These days, there are very few people who haven’t heard of the Moleskine brand, but not nearly as many who know about its history.
Notebooks closely resembling Moleskines as we know them today were very popular in the 19th and 20th centuries in Paris, but were largely unbranded and nameless. These books proved to be a creative platform for famous artists such as Oscar Wilde, Vincent Van Gogh, Pablo Picasso, Ernest Hemingway and Henri Matisse to name a few. The association between the Moleskine brand and these world famous artists could well be an attributing factor of their international success in the market.
Today, Moleskine products are designed in Milan, Italy, and mass produced in China, Turkey and France depending on the design. All notebooks in the Moleskine range are made with acid-free paper, which enables documents to be preserved for long periods of time. The Moleskine production range includes notebooks, planners, diaries, sketchbooks, albums and other stationery products such as pens, pencils and book lights.

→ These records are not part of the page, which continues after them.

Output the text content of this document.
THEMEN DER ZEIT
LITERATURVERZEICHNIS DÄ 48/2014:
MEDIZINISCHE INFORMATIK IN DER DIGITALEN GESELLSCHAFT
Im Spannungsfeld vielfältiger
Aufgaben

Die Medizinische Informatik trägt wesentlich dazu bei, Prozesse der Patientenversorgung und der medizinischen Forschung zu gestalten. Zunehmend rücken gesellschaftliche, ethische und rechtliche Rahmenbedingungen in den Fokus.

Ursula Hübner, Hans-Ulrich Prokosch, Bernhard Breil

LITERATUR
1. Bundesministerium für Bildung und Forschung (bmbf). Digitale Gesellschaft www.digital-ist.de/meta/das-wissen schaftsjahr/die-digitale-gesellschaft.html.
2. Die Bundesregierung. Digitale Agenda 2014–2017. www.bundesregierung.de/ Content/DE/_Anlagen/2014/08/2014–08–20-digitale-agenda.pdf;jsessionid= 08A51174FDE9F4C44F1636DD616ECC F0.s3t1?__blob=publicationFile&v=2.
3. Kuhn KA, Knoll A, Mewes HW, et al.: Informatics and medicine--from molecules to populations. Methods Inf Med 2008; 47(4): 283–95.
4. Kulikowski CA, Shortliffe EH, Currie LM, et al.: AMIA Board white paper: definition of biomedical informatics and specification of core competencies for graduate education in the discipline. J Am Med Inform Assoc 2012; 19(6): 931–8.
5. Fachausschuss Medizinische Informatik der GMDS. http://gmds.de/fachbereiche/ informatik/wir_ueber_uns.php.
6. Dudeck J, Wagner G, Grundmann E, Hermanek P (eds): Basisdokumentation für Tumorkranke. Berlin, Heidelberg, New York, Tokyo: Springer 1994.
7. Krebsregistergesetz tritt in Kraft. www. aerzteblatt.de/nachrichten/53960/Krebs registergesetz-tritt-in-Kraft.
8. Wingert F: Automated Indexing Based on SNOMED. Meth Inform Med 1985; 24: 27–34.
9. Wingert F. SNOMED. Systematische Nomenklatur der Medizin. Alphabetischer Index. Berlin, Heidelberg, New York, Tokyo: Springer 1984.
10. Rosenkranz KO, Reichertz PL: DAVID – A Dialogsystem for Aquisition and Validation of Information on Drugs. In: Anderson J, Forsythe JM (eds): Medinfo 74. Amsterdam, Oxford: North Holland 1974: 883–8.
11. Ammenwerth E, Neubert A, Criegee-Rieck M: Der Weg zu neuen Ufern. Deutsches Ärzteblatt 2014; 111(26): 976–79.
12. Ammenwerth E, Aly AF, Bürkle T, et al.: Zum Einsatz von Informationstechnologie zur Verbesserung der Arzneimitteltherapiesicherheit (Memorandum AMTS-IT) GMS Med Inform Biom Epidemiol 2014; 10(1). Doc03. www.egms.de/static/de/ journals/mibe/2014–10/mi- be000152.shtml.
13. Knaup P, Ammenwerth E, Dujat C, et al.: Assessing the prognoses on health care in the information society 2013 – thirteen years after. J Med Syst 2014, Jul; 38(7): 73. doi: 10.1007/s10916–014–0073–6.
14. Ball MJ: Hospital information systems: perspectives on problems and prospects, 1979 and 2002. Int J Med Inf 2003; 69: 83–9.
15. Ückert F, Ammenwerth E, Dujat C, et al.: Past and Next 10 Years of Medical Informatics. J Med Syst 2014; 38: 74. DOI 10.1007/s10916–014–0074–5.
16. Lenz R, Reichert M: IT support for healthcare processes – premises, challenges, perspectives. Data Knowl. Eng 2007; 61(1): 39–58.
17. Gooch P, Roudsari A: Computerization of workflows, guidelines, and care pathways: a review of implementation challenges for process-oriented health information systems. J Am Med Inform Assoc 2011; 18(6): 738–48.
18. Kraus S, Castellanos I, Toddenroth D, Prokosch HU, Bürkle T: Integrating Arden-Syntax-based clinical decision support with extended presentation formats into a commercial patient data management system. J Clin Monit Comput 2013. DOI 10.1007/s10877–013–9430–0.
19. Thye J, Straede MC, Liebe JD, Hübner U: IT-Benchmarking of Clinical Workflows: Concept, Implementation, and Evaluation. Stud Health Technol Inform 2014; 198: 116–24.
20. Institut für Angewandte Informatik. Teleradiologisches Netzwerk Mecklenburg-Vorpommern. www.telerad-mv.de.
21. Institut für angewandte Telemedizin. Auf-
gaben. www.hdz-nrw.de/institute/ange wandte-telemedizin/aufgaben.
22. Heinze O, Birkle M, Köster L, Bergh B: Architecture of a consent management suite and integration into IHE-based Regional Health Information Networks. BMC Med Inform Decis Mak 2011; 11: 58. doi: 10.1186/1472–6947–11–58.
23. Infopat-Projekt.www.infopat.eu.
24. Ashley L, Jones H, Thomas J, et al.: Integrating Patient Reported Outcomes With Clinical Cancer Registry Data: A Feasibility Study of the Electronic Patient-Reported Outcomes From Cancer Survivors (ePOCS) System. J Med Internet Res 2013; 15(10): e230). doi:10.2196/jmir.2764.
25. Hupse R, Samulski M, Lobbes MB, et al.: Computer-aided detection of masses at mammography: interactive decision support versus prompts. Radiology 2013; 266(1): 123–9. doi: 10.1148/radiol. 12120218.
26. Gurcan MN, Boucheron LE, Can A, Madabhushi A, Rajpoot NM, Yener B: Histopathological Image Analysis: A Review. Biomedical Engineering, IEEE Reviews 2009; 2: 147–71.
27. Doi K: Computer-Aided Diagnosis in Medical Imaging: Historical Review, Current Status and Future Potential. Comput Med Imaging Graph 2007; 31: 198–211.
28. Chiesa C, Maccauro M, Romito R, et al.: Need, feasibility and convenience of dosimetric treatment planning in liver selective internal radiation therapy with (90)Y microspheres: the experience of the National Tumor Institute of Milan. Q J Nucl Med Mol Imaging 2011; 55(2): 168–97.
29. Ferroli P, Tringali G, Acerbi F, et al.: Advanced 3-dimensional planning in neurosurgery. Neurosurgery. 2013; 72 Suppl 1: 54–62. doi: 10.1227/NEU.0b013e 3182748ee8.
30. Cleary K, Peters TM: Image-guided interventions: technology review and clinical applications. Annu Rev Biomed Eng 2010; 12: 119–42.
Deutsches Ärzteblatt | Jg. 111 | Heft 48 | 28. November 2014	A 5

Moleskine notebooks are easily identified by their eight identifiable characteristics. An authentic moleskine notebook will have the following features:
• It will be bound in coated paper cardboard
• It will feature a coloured elastic band to hold the notebook closed
• The spine of the book will be sewn, and allow it to lie flat on a surface when opened
• The paper will be ivory coloured
• The corners of the notebook will be rounded
• It will include a thin ‘ribbon’ bookmark
• There will be an expandable pocket inside the rear cover of the book, packed in a paper banderole
Interestingly, despite the international success of the brand, a single, official pronunciation of the brand name has not been established.